About a year ago I was chatting with a friend when we got on the subject of the Cold War era. I suggested that it wouldn’t be such a bad thing if we returned to some of the style and substance of President Dwight Eisenhower. Her response was worse than disagreement; it was dismissiveness. She literally rolled her eyes in derision. Though I didn’t like it, I understood. My friend grew up in the 1950s and came of age in the 1960s. She is of the generation for whom Eisenhower is an adjective–Eisenhower Era, Eisenhower Years, Eisenhower Conformity. You get the idea.
Some will probably never overcome such notions, but in recent years there has been a renaissance in the Eisenhower literature rehabilitating the reputation of the 34th president. The sharpest historians acknowledge his mistakes while recognizing the extraordinary pressures Eisenhower faced, and give him credit where it is due. Far from being the placid period caricatured in our popular culture, the Fifties and early Sixties were an extraordinarily complicated time both home and abroad. The Cold War, Third World independence movements, rehabilitation of the still recovering Europe and Japan, rapid scientific & technological change, and the Civil Rights movement right here in America were creating fear, hope, and cynicism in equal measure. What I was trying to explain to my friend was that Eisenhower was part of what we now call the Cold War Consensus. Briefly put, this is the notion that all of the presidents from 1945-1990, regardless of their party, shared common goals, insights, and assumptions about the world we were living in. Eisenhower fit neatly into this consensus. On the world stage, he was an internationalist trying to work within the frameworks of the UN, NATO, SEATO, and other coalitions. On the home front, he believed in tinkering with, not dismantling, the remnants of the New Deal that Americans had come to accept and rely upon. I would suggest that if he came back today he would be upset with the shabbiness of our discourse, not least that which is coming from within his own party. It is revealing–and tragic, on so many levels–that he is not held in higher esteem today within the Party of Lincoln. Just don’t blame him for it.

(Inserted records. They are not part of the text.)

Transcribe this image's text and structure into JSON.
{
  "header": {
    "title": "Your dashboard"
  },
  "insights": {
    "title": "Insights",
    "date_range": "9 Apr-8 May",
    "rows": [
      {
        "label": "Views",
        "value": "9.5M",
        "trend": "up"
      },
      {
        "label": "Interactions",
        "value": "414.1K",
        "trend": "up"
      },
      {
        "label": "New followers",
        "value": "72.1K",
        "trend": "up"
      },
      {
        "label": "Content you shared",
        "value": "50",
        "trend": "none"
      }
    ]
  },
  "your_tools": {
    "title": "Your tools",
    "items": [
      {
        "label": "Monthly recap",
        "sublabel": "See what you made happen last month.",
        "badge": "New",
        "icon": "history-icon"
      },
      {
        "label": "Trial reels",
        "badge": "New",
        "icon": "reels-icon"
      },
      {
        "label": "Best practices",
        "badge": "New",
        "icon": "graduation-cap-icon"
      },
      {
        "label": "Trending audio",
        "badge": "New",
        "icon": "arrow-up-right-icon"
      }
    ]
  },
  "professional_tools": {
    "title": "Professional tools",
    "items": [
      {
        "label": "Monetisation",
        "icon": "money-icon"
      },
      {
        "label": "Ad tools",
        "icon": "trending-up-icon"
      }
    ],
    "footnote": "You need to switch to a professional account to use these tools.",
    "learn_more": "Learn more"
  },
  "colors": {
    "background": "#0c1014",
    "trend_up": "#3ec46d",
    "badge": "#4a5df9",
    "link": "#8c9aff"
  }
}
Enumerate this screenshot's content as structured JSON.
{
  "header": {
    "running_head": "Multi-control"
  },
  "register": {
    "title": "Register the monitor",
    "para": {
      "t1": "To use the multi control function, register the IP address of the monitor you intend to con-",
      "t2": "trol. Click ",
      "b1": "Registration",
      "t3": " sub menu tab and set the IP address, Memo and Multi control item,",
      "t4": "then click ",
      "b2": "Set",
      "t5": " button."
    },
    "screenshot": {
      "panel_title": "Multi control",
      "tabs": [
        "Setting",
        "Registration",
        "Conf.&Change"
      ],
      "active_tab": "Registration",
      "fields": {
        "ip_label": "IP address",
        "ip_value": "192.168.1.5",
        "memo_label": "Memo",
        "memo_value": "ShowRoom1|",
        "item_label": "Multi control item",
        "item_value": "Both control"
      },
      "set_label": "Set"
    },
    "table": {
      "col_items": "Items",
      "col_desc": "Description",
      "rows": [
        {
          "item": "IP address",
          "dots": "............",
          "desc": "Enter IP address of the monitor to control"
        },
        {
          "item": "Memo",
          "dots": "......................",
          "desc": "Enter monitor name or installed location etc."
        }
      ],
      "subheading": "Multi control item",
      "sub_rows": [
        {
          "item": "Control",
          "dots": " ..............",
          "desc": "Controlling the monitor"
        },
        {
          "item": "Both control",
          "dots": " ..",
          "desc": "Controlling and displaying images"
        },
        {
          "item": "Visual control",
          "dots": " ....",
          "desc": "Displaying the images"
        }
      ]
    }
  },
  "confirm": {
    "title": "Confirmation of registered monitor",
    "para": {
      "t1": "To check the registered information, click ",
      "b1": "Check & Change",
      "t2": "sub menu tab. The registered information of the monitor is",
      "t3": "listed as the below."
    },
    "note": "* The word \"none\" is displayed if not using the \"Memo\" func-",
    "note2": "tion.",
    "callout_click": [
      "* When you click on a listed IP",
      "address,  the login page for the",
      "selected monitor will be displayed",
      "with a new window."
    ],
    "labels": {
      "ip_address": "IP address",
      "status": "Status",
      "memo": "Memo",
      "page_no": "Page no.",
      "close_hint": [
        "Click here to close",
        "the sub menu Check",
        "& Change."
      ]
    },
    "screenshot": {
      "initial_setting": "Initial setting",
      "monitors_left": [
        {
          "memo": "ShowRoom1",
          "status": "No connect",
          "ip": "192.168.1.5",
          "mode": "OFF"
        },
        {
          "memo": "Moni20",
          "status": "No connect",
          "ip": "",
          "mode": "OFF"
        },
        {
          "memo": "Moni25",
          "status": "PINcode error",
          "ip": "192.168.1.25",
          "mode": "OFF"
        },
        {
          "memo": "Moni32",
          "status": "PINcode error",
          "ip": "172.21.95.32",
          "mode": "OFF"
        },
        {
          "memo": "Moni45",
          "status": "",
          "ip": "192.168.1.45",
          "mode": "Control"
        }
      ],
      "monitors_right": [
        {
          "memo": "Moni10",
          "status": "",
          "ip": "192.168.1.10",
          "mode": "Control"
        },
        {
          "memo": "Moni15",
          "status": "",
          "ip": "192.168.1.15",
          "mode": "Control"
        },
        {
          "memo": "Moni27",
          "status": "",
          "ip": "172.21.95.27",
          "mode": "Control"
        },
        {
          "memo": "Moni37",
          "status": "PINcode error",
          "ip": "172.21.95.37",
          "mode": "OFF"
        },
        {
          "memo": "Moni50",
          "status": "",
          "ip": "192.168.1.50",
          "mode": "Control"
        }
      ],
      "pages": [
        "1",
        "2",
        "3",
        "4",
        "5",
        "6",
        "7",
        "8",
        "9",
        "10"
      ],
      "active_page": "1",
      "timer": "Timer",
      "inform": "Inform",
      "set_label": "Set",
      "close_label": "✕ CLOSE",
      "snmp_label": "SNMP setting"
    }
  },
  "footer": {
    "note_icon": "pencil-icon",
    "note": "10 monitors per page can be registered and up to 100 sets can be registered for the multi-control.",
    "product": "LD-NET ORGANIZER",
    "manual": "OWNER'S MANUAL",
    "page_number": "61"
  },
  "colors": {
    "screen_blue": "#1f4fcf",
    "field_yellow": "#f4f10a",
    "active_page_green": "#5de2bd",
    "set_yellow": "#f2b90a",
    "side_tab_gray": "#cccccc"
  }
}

This Thursday and Friday, March 7th and 8th, there is going to be a conference reexamining the Eisenhower presidency at Hunter College’s Public Policy Institute. (The Institute is based in the Upper East Side townhouse once owned by Franklin and Eleanor Roosevelt.) Yours truly is especially excited about the public program on Thursday evening. Scheduled to appear are David Eisenhower, Evan Thomas (Ike’s Bluff), Jean Edward Smith (Eisenhower in War and Peace), Philip Zelikow, and others. Jim Newton (Eisenhower: The White House Years) will be the moderator. Tickets for Ike Reconsidered: Lessons from the Eisenhower Legacy for the 21st Century are free, but rsvp is required. It will be worth braving the rain for this one.